When access shrinks, patients don’t just face inconvenience. They face treatment interruptions. They face higher costs. They face delays while searching for alternatives that may not meet their medical needs.

Good policy should target actual risks, not create broad restrictions that treat responsible, licensed professionals as though they are operating outside the system. We already work within a framework of state oversight, federal standards and professional accountability.

There is also a larger principle at stake. Health care decisions should be made by patients, their physicians and the licensed professionals entrusted with their care — not dictated through rigid statutory checklists that cannot adapt to clinical realities.
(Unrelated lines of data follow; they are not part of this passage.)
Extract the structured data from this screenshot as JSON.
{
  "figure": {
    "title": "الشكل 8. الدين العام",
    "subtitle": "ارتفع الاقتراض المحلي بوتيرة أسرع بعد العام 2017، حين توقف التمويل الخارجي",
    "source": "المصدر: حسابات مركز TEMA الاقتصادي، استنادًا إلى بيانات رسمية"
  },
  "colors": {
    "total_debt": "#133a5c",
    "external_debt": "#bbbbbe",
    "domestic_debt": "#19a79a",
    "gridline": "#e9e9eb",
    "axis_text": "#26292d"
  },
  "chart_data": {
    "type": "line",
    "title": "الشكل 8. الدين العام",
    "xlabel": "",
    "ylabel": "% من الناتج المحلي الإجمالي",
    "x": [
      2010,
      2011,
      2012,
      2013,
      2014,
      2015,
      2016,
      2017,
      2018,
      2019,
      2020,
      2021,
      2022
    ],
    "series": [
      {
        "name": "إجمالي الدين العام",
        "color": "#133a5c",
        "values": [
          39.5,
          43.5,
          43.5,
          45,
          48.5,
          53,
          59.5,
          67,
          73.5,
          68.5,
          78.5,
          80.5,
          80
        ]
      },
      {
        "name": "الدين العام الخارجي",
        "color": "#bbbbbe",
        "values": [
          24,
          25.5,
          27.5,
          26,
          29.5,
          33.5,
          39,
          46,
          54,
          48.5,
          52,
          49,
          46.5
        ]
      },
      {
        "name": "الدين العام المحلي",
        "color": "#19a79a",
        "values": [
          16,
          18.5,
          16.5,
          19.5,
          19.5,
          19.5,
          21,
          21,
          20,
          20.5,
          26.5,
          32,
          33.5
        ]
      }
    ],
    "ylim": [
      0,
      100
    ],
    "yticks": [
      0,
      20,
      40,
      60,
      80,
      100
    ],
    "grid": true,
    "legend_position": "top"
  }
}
Legislating new restrictions into state law may sound decisive, but it leaves little room for flexibility when circumstances change.

If lawmakers believe improvements are needed, pharmacists should be at the table. We support thoughtful policies that strengthen safety without undermining access. But HB4036, as written, tilts the balance to big global drug manufacturers and away from patients and those who directly provide care.

Arizona patients deserve both safety and access. We can have both — but only if we avoid policies that make it harder for trusted health professionals to meet individualized medical needs.

For the sake of the patients I serve every day, I urge lawmakers to reconsider HB4036.

By Justin Brock, Pharm D, Compounding Pharmacist and President and Owner of Acacia Apothecary and Wellness with a staff of over 15 serving Tucson and Southern Arizona.